Selama 10 tahun terakhir, gerombolan pekerja harian dan keluarga mereka telah mengubah New Orleans dan Louisiana. Menurut Survei Komunitas Amerika yang dilakukan Biro Sensus, populasi Latin di kota ini telah meningkat lebih dari 50 persen dalam dekade terakhir. Di negara bagian Louisiana, populasi Hispanik meningkat sebesar 96 persen dari tahun 2000 hingga 2013 – dua kali lebih cepat dari rata-rata nasional.

Namun, meski terjadi perubahan demografi, Lopez mengatakan ia merasa komunitas imigran Hispanik, yang diakui memainkan peran penting dalam upaya pembangunan kembali pada hari, bulan, dan tahun setelah badai, masih dianiaya.

“Meskipun para pekerja ini membantu pembangunan kembali, sentimen anti-imigran selalu ada,” kata Lopez, yang juga seorang imigran tidak berdokumen.

Perubahan dan perlakuan buruk terhadap pekerja harian semakin memburuk sekitar lima tahun lalu, kata Lopez, ketika permintaan akan tenaga kerja mereka mulai menurun. Para kontraktor mulai memperjuangkan kontrak-kontrak besar dan mereka mulai membayar buruh harian dengan harga murah. Mereka mulai “melemahkan pekerja,” kata Lopez.

“Mereka tidak terlalu peduli. Para pekerja terpapar bahan kimia, orang-orang terluka, dan orang-orang jatuh sakit,” kata Lopez. “Terjadi banyak eksploitasi terhadap pekerja, setiap kali pekerja mendatangi majikan untuk meminta kembali upahnya, mereka akan diancam dengan kekerasan atau deportasi alih-alih mendapatkan gaji.”

Lopez mengatakan Kongres Buruh Harian dibentuk untuk membantu para pekerja ini mempunyai suara. Mereka membuat terobosan, tambahnya, ketika komunitas Hispanik menjadi lebih mapan di Louisiana, dan semakin banyak restoran dan papan reklame Hispanik bermunculan.

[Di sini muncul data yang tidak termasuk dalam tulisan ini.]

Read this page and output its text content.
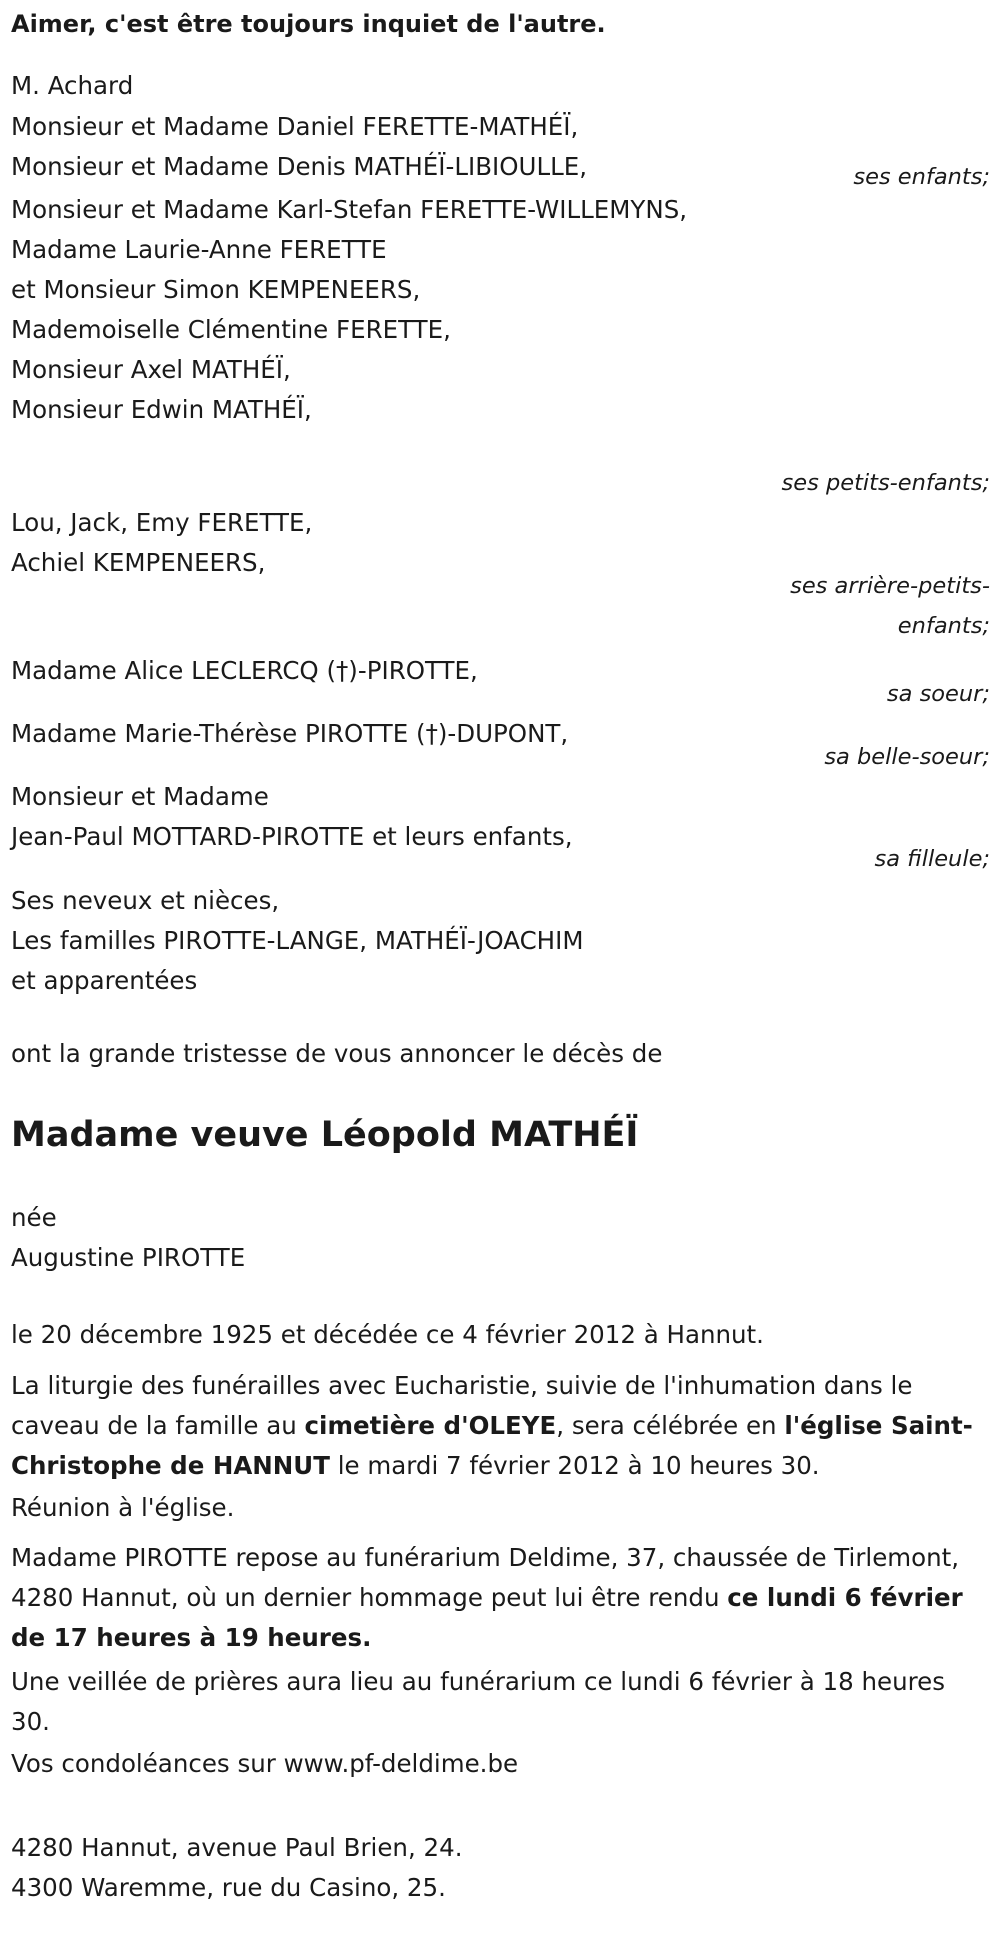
Aimer, c'est être toujours inquiet de l'autre.
M. Achard
Monsieur et Madame Daniel FERETTE-MATHÉÏ,
Monsieur et Madame Denis MATHÉÏ-LIBIOULLE,	ses enfants;
Monsieur et Madame Karl-Stefan FERETTE-WILLEMYNS,
Madame Laurie-Anne FERETTE
et Monsieur Simon KEMPENEERS,
Mademoiselle Clémentine FERETTE,
Monsieur Axel MATHÉÏ,
Monsieur Edwin MATHÉÏ,
ses petits-enfants;
Lou, Jack, Emy FERETTE,
Achiel KEMPENEERS,
ses arrière-petits-
enfants;
Madame Alice LECLERCQ (†)-PIROTTE,
sa soeur;
Madame Marie-Thérèse PIROTTE (†)-DUPONT,
sa belle-soeur;
Monsieur et Madame
Jean-Paul MOTTARD-PIROTTE et leurs enfants,
sa filleule;
Ses neveux et nièces,
Les familles PIROTTE-LANGE, MATHÉÏ-JOACHIM
et apparentées
ont la grande tristesse de vous annoncer le décès de
Madame veuve Léopold MATHÉÏ
née
Augustine PIROTTE
le 20 décembre 1925 et décédée ce 4 février 2012 à Hannut.
La liturgie des funérailles avec Eucharistie, suivie de l'inhumation dans le caveau de la famille au cimetière d'OLEYE, sera célébrée en l'église Saint-Christophe de HANNUT le mardi 7 février 2012 à 10 heures 30.
Réunion à l'église.
Madame PIROTTE repose au funérarium Deldime, 37, chaussée de Tirlemont, 4280 Hannut, où un dernier hommage peut lui être rendu ce lundi 6 février de 17 heures à 19 heures.
Une veillée de prières aura lieu au funérarium ce lundi 6 février à 18 heures 30.
Vos condoléances sur www.pf-deldime.be
4280 Hannut, avenue Paul Brien, 24.
4300 Waremme, rue du Casino, 25.
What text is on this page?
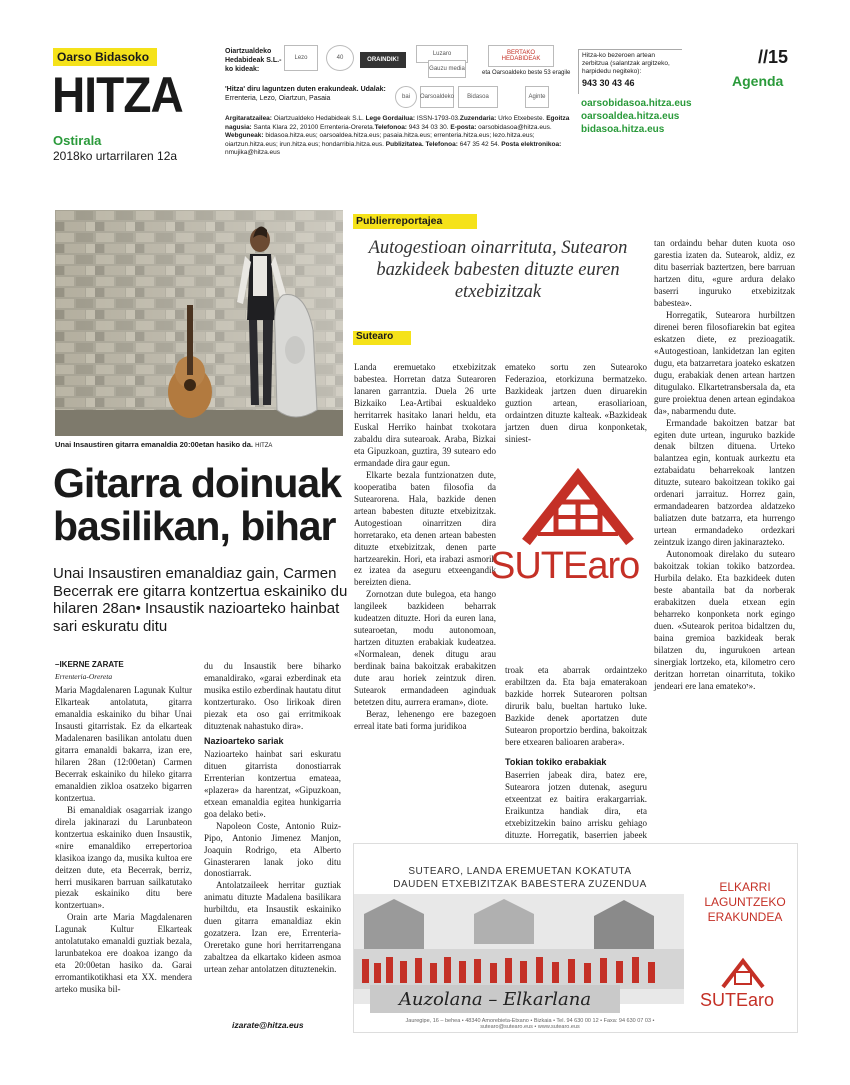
Oarso Bidasoko
HITZA
Ostirala
2018ko urtarrilaren 12a
Oiartzualdeko Hedabideak S.L.-ko kideak:
Lezo	40	ORAINDIK!
Luzaro	BERTAKO HEDABIDEAK
Gauzu media
eta Oarsoaldeko beste 53 eragile
'Hitza' diru laguntzen duten erakundeak. Udalak:
Errenteria, Lezo, Oiartzun, Pasaia	bai	Oarsoaldeko	Bidasoa	Aginte
Argitaratzailea: Oiartzualdeko Hedabideak S.L. Lege Gordailua: ISSN-1793-03.Zuzendaria: Urko Etxebeste. Egoitza nagusia: Santa Klara 22, 20100 Errenteria-Orereta.Telefonoa: 943 34 03 30. E-posta: oarsobidasoa@hitza.eus. Webguneak: bidasoa.hitza.eus; oarsoaldea.hitza.eus; pasaia.hitza.eus; errenteria.hitza.eus; lezo.hitza.eus; oiartzun.hitza.eus; irun.hitza.eus; hondarribia.hitza.eus. Publizitatea. Telefonoa: 647 35 42 54. Posta elektronikoa: nmujika@hitza.eus
Hitza-ko bezeroen artean zerbitzua (salantzak argitzeko, harpidedu negiteko):
943 30 43 46
oarsobidasoa.hitza.eus
oarsoaldea.hitza.eus
bidasoa.hitza.eus
//15
Agenda
Unai Insaustiren gitarra emanaldia 20:00etan hasiko da. HITZA
Gitarra doinuak basilikan, bihar
Unai Insaustiren emanaldiaz gain, Carmen Becerrak ere gitarra kontzertua eskainiko du hilaren 28an• Insaustik nazioarteko hainbat sari eskuratu ditu
–IKERNE ZARATE
Errenteria-Orereta

Maria Magdalenaren Lagunak Kultur Elkarteak antolatuta, gitarra emanaldia eskainiko du bihar Unai Insausti gitarristak. Ez da elkarteak Madalenaren basilikan antolatu duen gitarra emanaldi bakarra, izan ere, hilaren 28an (12:00etan) Carmen Becerrak eskainiko du hileko gitarra emanaldien zikloa osatzeko bigarren kontzertua.

Bi emanaldiak osagarriak izango direla jakinarazi du Larunbateon kontzertua eskainiko duen Insaustik, «nire emanaldiko errepertorioa klasikoa izango da, musika kultoa ere deitzen dute, eta Becerrak, berriz, herri musikaren barruan sailkatutako piezak eskainiko ditu bere kontzertuan».

Orain arte Maria Magdalenaren Lagunak Kultur Elkarteak antolatutako emanaldi guztiak bezala, larunbatekoa ere doakoa izango da eta 20:00etan hasiko da. Garai erromantikotikhasi eta XX. mendera arteko musika bil-

du du Insaustik bere biharko emanaldirako, «garai ezberdinak eta musika estilo ezberdinak hautatu ditut kontzerturako. Oso lirikoak diren piezak eta oso gai erritmikoak dituztenak nahastuko dira».

Nazioarteko sariak

Nazioarteko hainbat sari eskuratu dituen gitarrista donostiarrak Errenterian kontzertua emateaa, «plazera» da harentzat, «Gipuzkoan, etxean emanaldia egitea hunkigarria goa delako beti».

Napoleon Coste, Antonio Ruiz-Pipo, Antonio Jimenez Manjon, Joaquin Rodrigo, eta Alberto Ginasteraren lanak joko ditu donostiarrak.

Antolatzaileek herritar guztiak animatu dituzte Madalena basilikara hurbiltdu, eta Insaustik eskainiko duen gitarra emanaldiaz ekin gozatzera. Izan ere, Errenteria-Oreretako gune hori herritarrengana zabaltzea da elkartako kideen asmoa urtean zehar antolatzen dituztenekin.

izarate@hitza.eus
Publierreportajea
Autogestioan oinarrituta, Sutearon bazkideek babesten dituzte euren etxebizitzak
Sutearo

Landa eremuetako etxebizitzak babestea. Horretan datza Sutearoren lanaren garrantzia. Duela 26 urte Bizkaiko Lea-Artibai eskualdeko herritarrek hasitako lanari heldu, eta Euskal Herriko hainbat txokotara zabaldu dira sutearoak. Araba, Bizkai eta Gipuzkoan, guztira, 39 sutearo edo ermandade dira gaur egun.

Elkarte bezala funtzionatzen dute, kooperatiba baten filosofia da Sutearorena. Hala, bazkide denen artean babesten dituzte etxebizitzak. Autogestioan oinarritzen dira horretarako, eta denen artean babesten dituzte etxebizitzak, denen parte hartzearekin. Hori, eta irabazi asmorik ez izatea da aseguru etxeengandik bereizten diena.

Zornotzan dute bulegoa, eta hango langileek bazkideen beharrak kudeatzen dituzte. Hori da euren lana, sutearoetan, modu autonomoan, hartzen dituzten erabakiak kudeatzea. «Normalean, denek ditugu arau berdinak baina bakoitzak erabakitzen dute arau horiek zeintzuk diren. Sutearok ermandadeen aginduak betetzen ditu, aurrera eraman», diote.

Beraz, lehenengo ere bazegoen erreal itate bati forma juridikoa

emateko sortu zen Sutearoko Federazioa, etorkizuna bermatzeko. Bazkideak jartzen duen diruarekin guztion artean, erasoliarioan, ordaintzen dituzte kalteak. «Bazkideak jartzen duen dirua konponketak, siniest-

SUTEaro

troak eta abarrak ordaintzeko erabiltzen da. Eta baja ematerakoan bazkide horrek Sutearoren poltsan dirurik balu, bueltan hartuko luke. Bazkide denek aportatzen dute Sutearon proportzio berdina, bakoitzak bere etxearen balioaren arabera».

Tokian tokiko erabakiak

Baserrien jabeak dira, batez ere, Sutearora jotzen dutenak, aseguru etxeentzat ez baitira erakargarriak. Eraikuntza handiak dira, eta etxebizitzekin baino arrisku gehiago dituzte. Horregatik, baserrien jabeek

tan ordaindu behar duten kuota oso garestia izaten da. Sutearok, aldiz, ez ditu baserriak baztertzen, bere barruan hartzen ditu, «gure ardura delako baserri inguruko etxebizitzak babestea».

Horregatik, Sutearora hurbiltzen direnei beren filosofiarekin bat egitea eskatzen diete, ez prezioagatik. «Autogestioan, lankidetzan lan egiten dugu, eta batzarretara joateko eskatzen dugu, erabakiak denen artean hartzen ditugulako. Elkartetransbersala da, eta gure proiektua denen artean egindakoa da», nabarmendu dute.

Ermandade bakoitzen batzar bat egiten dute urtean, inguruko bazkide denak biltzen dituena. Urteko balantzea egin, kontuak aurkeztu eta eztabaidatu beharrekoak lantzen dituzte, sutearo bakoitzean tokiko gai ordenari jarraituz. Horrez gain, ermandadearen batzordea aldatzeko baliatzen dute batzarra, eta hurrengo urtean ermandadeko ordezkari zeintzuk izango diren jakinarazteko.

Autonomoak direlako du sutearo bakoitzak tokian tokiko batzordea. Hurbila delako. Eta bazkideek duten beste abantaila bat da norberak erabakitzen duela etxean egin beharreko konponketa nork egingo duen. «Sutearok peritoa bidaltzen du, baina gremioa bazkideak berak bilatzen du, ingurukoen artean sinergiak lortzeko, eta, kilometro cero deritzan horretan oinarrituta, tokiko jendeari ere lana ematekoי».

SUTEARO, LANDA EREMUETAN KOKATUTA DAUDEN ETXEBIZITZAK BABESTERA ZUZENDUA
Auzolana – Elkarlana
ELKARRI LAGUNTZEKO ERAKUNDEA
SUTEaro
Jauregipe, 16 – behea • 48340 Amorebieta-Etxano • Bizkaia • Tel. 94 630 00 12 • Faxa: 94 630 07 03 • sutearo@sutearo.eus • www.sutearo.eus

Namun, 10 tahun kemudian, Lopez mengatakan bahwa ia merasa kecewa, terutama mengingat iklim anti-imigrasi ilegal saat ini dan apa yang ia sebut sebagai “bahasa kebencian” yang digunakan oleh calon presiden dari Partai Republik, Donald Trump.

“Peringatan ini adalah kesempatan kecil untuk mengingatkan masyarakat akan kontribusi positif yang telah diberikan oleh imigran tidak berdokumen terhadap masyarakat kita,” kata Lopez. “Masyarakat selalu ada saat terjadi bencana, pekerja imigran membantu membangun negara ini.”